De Leerregels spreken zich in artikel 2 niet uit over een beperking van Gods liefde. Voorzover de gebruikte tekst er aanleiding toe geeft om alleen aan d.e uitverkorenen te denken, hebben zij juist die tekst „verbreed". Maar nu nog het kernstuk. Wat staat er eigenlijk in Joh. 3 : 16. Daar staat in, wat de toestand van het menselijk geslacht betreft, dat zij allen onder het vonnis van het eeuwig verderf liggen. Alle mensen zullen verderven in de hel. Zij zullen de eeuwige dood, dus de eeuwige smart hebben, tenzij Christus tussen beide komt. Calvijn schrijft: , De Zoon is daarom de mensen gegeven, opdat zij niet verloren zullen gaan. Waaruit volgt, dat zij al tezamen de eeuwige verdoemenisse toegeëigend zullen zijn, ter tijd toe dat Christus hen verwaardigt de verlorenen zijn hulp te bewijzen". Dus allen liggen onder de toorn Gods. Maar nu geeft God uit liefde Zijn Zoon aan de wereld. Mogen wij dit nu zo uitleggen dat God de zondaren als zondaren liefheeft? En zou het dan kunnen dat God een zondaar liefheeft en dat die zondaar toch verloren gaat? Maar wie zal kunnen scheiden van de liefde Gods? Staat er verder ergens in de Schrift dat God de zondaren als zondaren liefheeft? Ja, las ik ergens. „De liefde Gods is immers liefde voor zondaren.

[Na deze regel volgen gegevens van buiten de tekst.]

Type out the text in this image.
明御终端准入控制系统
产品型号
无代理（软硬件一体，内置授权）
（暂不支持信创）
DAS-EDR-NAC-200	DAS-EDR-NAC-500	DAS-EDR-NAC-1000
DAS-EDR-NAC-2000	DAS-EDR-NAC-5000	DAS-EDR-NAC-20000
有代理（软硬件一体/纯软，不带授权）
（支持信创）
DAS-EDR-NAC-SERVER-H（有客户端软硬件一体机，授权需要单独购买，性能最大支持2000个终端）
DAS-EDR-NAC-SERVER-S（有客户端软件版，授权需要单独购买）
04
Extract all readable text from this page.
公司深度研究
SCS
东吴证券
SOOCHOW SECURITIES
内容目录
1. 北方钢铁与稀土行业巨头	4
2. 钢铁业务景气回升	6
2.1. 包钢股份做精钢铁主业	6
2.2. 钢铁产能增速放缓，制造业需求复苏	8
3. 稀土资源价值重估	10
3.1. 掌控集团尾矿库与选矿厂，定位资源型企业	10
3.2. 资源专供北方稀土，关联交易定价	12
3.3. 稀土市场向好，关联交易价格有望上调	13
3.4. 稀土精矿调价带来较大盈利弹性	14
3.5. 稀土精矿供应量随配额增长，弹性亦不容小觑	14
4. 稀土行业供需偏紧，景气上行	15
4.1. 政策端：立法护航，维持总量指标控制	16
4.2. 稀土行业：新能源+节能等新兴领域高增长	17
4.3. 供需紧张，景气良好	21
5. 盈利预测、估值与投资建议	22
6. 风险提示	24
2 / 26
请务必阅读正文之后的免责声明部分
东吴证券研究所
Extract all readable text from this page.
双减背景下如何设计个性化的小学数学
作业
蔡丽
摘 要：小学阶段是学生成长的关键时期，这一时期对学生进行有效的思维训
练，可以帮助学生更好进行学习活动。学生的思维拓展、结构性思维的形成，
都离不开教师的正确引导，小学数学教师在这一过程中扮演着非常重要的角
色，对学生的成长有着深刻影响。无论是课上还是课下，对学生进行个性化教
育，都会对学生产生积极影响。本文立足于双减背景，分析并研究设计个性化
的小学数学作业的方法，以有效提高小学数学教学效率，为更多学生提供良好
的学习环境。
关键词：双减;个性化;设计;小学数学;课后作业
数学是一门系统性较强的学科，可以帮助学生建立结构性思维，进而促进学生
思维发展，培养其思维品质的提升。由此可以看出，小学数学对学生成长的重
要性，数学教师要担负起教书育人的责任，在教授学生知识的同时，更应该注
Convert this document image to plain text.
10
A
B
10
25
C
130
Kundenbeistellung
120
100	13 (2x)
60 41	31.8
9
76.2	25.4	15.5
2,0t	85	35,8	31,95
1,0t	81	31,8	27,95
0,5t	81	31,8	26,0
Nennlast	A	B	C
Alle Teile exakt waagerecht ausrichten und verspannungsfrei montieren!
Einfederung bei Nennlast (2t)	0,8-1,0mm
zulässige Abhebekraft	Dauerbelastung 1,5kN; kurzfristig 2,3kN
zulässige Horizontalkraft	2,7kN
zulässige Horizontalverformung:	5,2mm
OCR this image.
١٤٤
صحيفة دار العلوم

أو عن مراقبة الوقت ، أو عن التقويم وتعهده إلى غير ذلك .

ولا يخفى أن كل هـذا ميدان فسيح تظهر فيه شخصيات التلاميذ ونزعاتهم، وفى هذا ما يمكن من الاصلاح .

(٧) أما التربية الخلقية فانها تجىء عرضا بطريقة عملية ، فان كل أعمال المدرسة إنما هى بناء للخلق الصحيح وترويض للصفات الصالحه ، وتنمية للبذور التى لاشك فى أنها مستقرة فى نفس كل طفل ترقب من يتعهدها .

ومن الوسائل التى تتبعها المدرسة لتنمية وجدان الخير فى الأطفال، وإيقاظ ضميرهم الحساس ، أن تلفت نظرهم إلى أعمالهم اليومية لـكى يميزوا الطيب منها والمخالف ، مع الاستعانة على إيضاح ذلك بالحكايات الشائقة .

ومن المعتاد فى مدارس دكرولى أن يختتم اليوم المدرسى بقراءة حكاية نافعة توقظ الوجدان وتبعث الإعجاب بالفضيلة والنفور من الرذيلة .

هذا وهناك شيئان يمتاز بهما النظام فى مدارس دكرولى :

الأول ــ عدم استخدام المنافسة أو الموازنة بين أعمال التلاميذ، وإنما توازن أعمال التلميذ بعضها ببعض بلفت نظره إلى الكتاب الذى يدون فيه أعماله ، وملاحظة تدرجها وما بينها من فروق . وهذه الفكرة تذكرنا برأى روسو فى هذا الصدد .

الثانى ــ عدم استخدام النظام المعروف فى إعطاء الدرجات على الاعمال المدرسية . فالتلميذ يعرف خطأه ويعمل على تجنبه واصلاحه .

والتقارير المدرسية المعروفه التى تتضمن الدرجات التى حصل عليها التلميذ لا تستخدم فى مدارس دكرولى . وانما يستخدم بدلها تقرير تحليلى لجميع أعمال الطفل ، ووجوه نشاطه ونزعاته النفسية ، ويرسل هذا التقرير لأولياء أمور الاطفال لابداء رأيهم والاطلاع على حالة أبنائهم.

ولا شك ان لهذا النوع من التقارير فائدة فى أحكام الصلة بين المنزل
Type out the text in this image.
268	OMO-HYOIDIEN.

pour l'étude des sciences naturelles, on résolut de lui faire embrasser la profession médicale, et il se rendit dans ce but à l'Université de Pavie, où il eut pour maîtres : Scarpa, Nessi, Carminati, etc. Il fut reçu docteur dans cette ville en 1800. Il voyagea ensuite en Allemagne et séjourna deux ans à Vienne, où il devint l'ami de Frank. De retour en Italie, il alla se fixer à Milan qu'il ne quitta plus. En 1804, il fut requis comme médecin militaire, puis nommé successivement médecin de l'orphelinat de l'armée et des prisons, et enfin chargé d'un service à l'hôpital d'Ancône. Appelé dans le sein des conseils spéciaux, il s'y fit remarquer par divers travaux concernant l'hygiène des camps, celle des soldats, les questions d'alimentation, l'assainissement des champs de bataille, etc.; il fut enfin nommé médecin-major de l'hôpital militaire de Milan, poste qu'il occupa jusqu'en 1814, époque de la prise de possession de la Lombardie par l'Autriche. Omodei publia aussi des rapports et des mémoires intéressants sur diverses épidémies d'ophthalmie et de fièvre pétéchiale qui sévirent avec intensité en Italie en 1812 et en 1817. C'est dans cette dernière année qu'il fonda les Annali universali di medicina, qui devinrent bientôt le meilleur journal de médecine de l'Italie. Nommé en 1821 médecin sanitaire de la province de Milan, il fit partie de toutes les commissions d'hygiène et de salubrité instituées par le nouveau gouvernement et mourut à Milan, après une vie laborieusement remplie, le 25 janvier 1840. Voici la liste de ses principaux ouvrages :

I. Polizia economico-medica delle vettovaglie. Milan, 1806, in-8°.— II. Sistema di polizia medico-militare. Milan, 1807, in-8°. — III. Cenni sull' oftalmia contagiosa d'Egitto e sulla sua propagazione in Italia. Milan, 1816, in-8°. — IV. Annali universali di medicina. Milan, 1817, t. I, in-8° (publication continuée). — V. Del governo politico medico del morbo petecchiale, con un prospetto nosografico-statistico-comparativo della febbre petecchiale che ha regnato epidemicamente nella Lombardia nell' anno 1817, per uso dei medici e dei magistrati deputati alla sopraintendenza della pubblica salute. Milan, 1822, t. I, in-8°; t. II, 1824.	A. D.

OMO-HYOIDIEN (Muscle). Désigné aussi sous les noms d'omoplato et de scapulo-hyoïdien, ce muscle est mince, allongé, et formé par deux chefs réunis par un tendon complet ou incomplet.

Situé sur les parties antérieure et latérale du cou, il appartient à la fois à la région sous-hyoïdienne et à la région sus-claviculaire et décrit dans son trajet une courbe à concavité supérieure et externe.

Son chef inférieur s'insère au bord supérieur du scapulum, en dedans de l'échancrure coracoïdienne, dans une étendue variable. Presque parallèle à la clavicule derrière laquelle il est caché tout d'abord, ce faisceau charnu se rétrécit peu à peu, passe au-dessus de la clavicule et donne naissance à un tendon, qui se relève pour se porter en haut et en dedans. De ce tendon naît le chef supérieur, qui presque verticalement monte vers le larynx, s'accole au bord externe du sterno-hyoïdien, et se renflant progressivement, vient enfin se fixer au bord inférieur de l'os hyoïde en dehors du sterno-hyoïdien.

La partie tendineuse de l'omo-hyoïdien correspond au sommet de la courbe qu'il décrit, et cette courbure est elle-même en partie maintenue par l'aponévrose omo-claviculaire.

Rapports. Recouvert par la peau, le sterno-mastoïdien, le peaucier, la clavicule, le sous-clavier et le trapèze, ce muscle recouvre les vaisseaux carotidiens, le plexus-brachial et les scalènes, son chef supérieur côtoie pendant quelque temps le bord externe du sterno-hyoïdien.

Rom. 5 : 8. Men zou kunnen vragen: at bezielt God toch, dat Hij naar zulke lieden nog omziet. Die vraag krijgt geen antwoord. De zondaar staat voor een wonder, dat hij niet vatten kan. Maar dat wonder is werkelijkheid... God heeft de goddelozen lief. Zijn liefde is liefde voor zijn vijanden. Daarom kon zij de vijand geen vijand laten blijven, maar is zij uit op zijn verzoening en maakt zij Van hem een kind van God! „Dit alles is alleen waar voor de uitverkoren zondaar, die in Christus is. God heeft niet alle goddelozen lief, want dan zou er niet één goddeloze en zondaar kunnen omkomen. De goddelozen, * die God liefheeft kan niemand van die liefde scheiden. Want de uitverkorenen ziet God van eeuwigheid aan in Christus en zo — in Christus — heeft Hij hen lief. Voorzover zij echter realiter buiten Christus nog leven ligt de toorn Gods op hen. Hij heeft niet een goddeloze als goddeloze lief. Dat staat nergens. Er staat in Rom. 4 : 5 wel, dat God de goddeloze rechtvaardigt. Doch ook dat is in Christus.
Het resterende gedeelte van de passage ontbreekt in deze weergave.